Abstract

Background: Conduction system abnormalities in heart failure (HF) patients have been associated with worse prognosis and higher mortality. Cardiac resynchronization has been successful in reducing readmission in patients with LBBB, but not other in ventricular conduction abnormalities. Effects of co-morbidities on readmission rates in HF patients with conduction abnormalities on and optimal, guideline directed medical therapy (OGDMT) were not well investigated. Methods: The study cohort included 2583 consecutive heart failure patients with sinus, non-paced rhythm (41.4% females, 65.2 ± 14.9 years old, EF 42.2% ± 14.1%) on modern medical therapy enrolled in Get With The Guidelines (GWTG) Registry at a single academic medical center.
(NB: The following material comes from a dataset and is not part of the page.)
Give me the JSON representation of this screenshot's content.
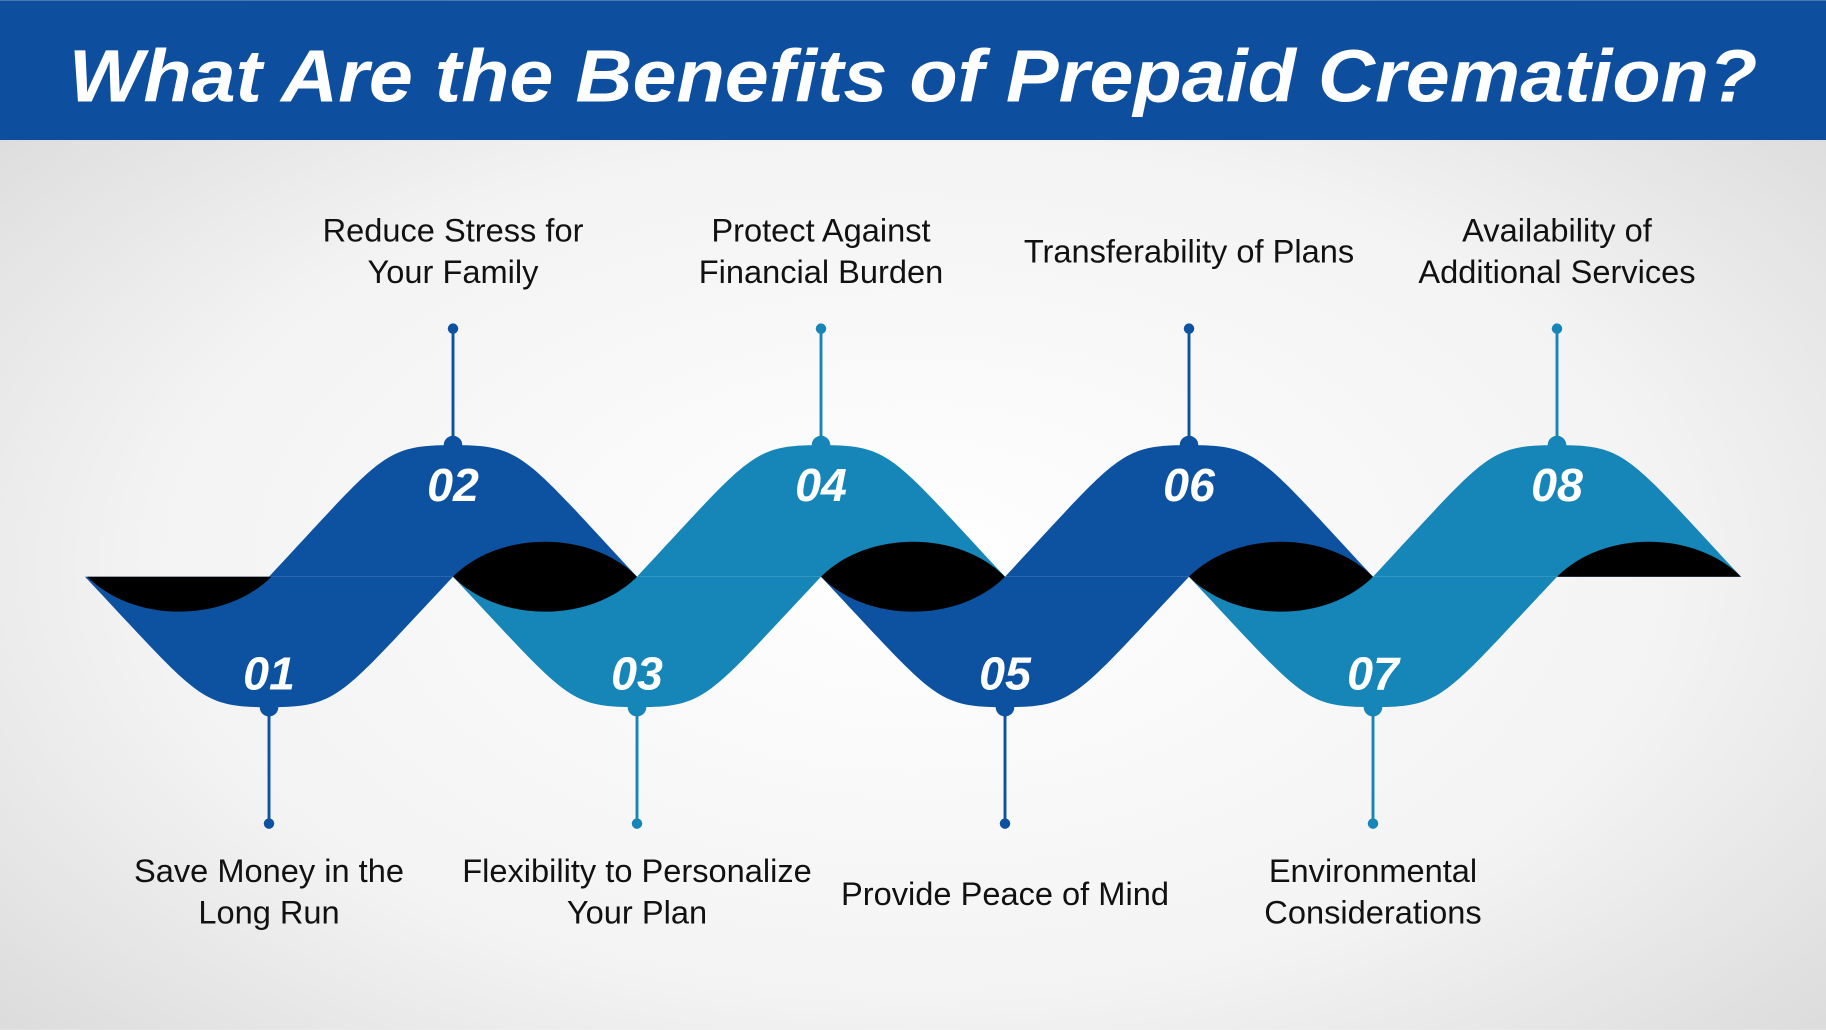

LBBB was noted in 7.6%, IVCD in 4.1%, and RBBB in 8.21%. Common comorbidities included HTN in 68.8%, CAD in 42.2%, DM in 38%, hyperlipidemia in 51.5%, and chronic lung disease in 24.5%. Results: The HF readmissions were significantly more common in patients with conduction abnormalities (21.2 vs. 15.4%, p=0.0016). Readmission rates were similar in patients with LBBB (20.9%), RBBB (21.2%) or nonspecific IVCD (21.5%). Patients with RBBB were older (70.5±14.8 vs. 63.9±14.7, p<0.01) Caucasian (81.1 vs. 71.5%, p<0.01) male (68.4 vs. 58.3%, p<0.01) with histories of CAD (51.4 vs. 40.2%, p<0.01), CVA/TIA (14.2 vs. 9.9%, p=0.04), hyperlipidemia (60.4 vs. 51.0%, p<0.01) and COPD or asthma (30.19%, p=0.04) despite fewer of them with history of smoking in last 12 months (21.2 vs. 31.5%, p=0.013). There was no difference between patients with RBBB and the rest of the cohort in utilization of ACE inhibitors, ARBs, or Hydralazine/Nitrates (77.1 vs. 82%, p=0.111), beta-adrenergic blockers (90.5 vs. 89.5%, p=0.625), or aldosterone receptor antagonists (19.6 vs. 19.5%, p=0.981). Conclusion: Ventricular conduction abnormalities are associated with increased risk of readmission in HF patients despite OGDMT. RBBB may serve as a surrogate marker for increased non-cardiac co-morbidity, where aggressive treatment of associated illness burden may translate in reduced readmission rates.